Education
- B.A., Bachelor of Arts, Swarthmore College, 1995
- M.A., Master of Arts, Yale University, 2001
- Ph.D., Doctor of Philosophy, Yale University, 2001
Ayana Smith is professor of music in musicology and chair of the Musicology Department at the Indiana University Jacobs School of Music.
A specialist in Italian baroque opera and inspired by her background both in classics (B.A. with honors from Swarthmore College) and as a singer, she focuses on intersections between literature, reception of the classical past, and interpretation. Additional training in art history (Intercollegiate Center for Classical Studies as an undergraduate, and, more recently, as a visiting fellow at the American Academy in Rome) has added new layers of interdisciplinary material to her research.

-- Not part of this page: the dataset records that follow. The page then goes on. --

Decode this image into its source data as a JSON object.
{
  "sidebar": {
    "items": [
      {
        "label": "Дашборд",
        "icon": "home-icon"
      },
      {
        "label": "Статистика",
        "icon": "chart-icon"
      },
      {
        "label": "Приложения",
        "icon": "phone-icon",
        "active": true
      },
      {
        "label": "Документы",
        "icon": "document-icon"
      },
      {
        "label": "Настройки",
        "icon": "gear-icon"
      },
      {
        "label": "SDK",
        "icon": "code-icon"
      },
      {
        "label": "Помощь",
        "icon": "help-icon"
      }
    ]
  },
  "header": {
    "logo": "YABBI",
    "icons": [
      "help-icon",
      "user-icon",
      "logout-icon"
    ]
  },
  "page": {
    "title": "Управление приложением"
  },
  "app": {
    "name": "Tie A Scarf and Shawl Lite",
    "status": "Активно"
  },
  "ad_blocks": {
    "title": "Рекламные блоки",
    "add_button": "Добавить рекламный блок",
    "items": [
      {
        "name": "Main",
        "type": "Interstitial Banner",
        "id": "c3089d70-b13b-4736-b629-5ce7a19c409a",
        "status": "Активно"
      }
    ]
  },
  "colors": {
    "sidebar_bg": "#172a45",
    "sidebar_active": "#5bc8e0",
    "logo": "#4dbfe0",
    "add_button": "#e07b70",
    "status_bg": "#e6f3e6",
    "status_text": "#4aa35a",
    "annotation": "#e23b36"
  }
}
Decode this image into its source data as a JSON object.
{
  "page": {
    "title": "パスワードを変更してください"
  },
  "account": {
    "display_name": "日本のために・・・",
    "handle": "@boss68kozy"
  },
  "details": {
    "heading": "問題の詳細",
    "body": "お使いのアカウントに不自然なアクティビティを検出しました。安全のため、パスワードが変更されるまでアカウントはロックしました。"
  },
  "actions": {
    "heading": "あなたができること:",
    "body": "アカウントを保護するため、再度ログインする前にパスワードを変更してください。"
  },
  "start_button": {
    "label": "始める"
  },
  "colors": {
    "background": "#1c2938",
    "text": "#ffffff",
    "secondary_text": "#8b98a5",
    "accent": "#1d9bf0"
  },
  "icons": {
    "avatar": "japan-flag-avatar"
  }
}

Her current book manuscript, Dreaming with Open Eyes, investigates the importance of visual culture to theories of literature and music drama within the Accademia degli Arcadi in late seventeenth-century Rome. This project analyzes several monuments to visual culture—Annibale Carracci’s frescoes in the Palazzo Farnese, Alessandro Guidi’s play L’Endimione (1688), Gianvincenzo Gravina’s treatise Discorso sopra l’Endimione (1691), Alessandro Scarlatti’s opera La Statira (1690), and Carlo Francesco Pollarolo’s opera La forza della virtù (1693)—while tracing the influence of Queen Christina of Sweden on the Roman aesthetic environment and constructing theories of interpretation for today’s scholars and performers.
Smith has published articles in the journals Eighteenth-Century Music, Music in Art, and Popular Music and in the volume Early Modern Rome. Articles in progress include “Images, Imagination, and Cartesian Subjectivities in Lully’s tragédies en musique” and “Catharsis and Character in Handel’s Rodrigo.”
She is a recipient of grants from the National Endowment of the Humanities, Woodrow Wilson National Fellowship Foundation, Social Science Research Council, and Mellon Foundation. She completed her doctoral education at Yale University under the direction of Ellen Rosand.